Semi-supervised classification with GCNs: 300 iterations of training with a single label for each class to obtain the dynamics of the hidden space. Highlight the marker node.

Note that the model will directly generate a two-dimensional hidden space for instant visualization. We observed that the three-layer GCN model attempts to linearly separate these classes (with only one tag instance). This result is compelling because the model does not have any characterization of the receiving node. At the same time, the model can also provide initial node features, so the current best classification results can be obtained on a large number of datasets, which is the result of the experiments we described in the article.

in conclusion

Research on this field is just getting started. In the past few months, the field has gained encouraging development, but so far we may have just captured the appearance of these models. How to study the specific types of problems in graph theory, such as learning on orientation maps or diagrams, and how to use the embedded graphs to complete the next task, remains to be further explored. The content of this article is by no means exhaustive, and I hope that there will be more interesting applications and extensions in the near future.

Headphone Wireless

With 15+ years manufacturing experience for Portable Power.
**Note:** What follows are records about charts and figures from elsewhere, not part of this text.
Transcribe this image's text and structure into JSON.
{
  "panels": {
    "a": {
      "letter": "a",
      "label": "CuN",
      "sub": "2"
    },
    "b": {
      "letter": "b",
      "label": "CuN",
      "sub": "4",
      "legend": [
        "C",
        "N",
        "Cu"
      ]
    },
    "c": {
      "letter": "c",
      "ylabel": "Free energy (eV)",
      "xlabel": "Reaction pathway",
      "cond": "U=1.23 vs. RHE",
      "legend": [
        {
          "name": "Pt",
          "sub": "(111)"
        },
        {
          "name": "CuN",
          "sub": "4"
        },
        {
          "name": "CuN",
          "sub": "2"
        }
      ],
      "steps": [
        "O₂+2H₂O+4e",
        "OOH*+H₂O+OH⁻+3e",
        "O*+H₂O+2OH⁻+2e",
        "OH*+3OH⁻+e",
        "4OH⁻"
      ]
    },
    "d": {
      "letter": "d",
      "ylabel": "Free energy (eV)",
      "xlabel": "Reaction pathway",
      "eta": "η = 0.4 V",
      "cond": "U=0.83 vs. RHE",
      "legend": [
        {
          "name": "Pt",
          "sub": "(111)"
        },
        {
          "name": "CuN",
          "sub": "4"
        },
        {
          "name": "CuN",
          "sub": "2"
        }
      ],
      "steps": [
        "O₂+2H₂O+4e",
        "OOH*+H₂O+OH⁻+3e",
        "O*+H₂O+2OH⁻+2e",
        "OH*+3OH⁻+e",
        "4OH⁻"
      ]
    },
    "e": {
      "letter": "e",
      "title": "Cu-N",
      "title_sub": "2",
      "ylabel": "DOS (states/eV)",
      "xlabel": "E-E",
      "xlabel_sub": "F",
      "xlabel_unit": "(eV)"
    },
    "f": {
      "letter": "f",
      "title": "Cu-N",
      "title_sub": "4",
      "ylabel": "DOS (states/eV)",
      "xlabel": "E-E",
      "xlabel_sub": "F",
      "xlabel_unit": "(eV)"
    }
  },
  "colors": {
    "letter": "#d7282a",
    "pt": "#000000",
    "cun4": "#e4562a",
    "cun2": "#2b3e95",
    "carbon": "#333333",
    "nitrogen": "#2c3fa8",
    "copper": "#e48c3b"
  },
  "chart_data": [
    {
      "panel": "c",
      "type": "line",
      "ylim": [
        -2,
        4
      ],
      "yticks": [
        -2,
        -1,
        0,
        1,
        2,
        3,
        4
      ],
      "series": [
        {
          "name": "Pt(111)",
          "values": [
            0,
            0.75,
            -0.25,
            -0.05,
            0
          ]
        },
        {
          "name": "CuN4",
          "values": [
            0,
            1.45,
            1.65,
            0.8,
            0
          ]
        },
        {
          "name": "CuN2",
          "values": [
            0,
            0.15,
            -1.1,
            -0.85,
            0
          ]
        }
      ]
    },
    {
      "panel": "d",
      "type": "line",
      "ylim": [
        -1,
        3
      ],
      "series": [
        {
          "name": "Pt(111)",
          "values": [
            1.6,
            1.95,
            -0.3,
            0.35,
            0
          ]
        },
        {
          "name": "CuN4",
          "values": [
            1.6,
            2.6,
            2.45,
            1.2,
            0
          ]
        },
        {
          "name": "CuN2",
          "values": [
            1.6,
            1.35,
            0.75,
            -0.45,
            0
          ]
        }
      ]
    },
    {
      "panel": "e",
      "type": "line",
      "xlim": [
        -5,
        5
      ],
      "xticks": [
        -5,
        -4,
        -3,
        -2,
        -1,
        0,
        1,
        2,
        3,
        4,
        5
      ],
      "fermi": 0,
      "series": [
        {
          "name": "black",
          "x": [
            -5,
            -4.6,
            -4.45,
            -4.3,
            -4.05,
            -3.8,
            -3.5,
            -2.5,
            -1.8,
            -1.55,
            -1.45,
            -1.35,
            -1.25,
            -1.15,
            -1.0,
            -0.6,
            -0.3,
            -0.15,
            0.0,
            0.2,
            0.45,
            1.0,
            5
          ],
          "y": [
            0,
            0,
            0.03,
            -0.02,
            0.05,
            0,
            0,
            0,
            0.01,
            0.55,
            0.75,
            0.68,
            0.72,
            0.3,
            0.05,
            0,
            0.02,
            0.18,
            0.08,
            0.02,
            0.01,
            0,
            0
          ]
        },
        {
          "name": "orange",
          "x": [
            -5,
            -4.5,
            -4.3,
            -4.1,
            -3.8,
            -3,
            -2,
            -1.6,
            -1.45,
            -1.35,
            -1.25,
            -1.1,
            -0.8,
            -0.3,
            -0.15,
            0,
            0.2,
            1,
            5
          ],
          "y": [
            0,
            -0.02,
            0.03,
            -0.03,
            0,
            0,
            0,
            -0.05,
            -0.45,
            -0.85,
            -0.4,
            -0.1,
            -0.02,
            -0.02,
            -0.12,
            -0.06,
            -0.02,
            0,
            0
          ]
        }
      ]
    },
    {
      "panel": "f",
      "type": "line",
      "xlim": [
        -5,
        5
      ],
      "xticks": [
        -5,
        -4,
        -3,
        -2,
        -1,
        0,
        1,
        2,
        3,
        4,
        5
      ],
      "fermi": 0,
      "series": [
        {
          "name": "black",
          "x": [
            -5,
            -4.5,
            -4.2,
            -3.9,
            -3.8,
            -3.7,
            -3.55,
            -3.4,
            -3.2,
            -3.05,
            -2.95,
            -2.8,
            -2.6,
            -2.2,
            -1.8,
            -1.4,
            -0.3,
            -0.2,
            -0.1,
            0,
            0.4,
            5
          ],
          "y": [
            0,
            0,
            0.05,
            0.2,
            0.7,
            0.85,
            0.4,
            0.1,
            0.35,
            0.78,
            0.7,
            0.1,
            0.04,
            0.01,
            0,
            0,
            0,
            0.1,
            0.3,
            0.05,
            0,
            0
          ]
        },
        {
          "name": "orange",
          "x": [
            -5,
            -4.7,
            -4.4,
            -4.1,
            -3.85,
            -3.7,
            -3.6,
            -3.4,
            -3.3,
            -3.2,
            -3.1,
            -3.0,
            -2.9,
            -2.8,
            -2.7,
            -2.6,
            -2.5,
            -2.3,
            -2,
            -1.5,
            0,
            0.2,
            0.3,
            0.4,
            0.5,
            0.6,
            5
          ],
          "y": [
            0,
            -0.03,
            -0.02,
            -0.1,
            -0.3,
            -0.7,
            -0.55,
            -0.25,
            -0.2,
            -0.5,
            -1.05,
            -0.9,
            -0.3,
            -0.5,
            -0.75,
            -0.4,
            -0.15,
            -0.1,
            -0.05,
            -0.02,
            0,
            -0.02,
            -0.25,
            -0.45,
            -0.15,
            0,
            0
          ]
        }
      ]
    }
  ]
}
Supply various portable charger for iPhone, Airpods, laptop, radio-controlled aircraft ,laptop, car and medical device mobile device, ect.


From the original ordinary portable power source to Wireless Power Bank, Green Energy Solar Power Bank, Magnetic Mobile Power, Portable Power Stations and other products continue to innovate.

Avoiding your devices run out of charge, Portable Chargers to keep your mobile device going.

We help 200+ customers create a custom mobile power bank design for various industries.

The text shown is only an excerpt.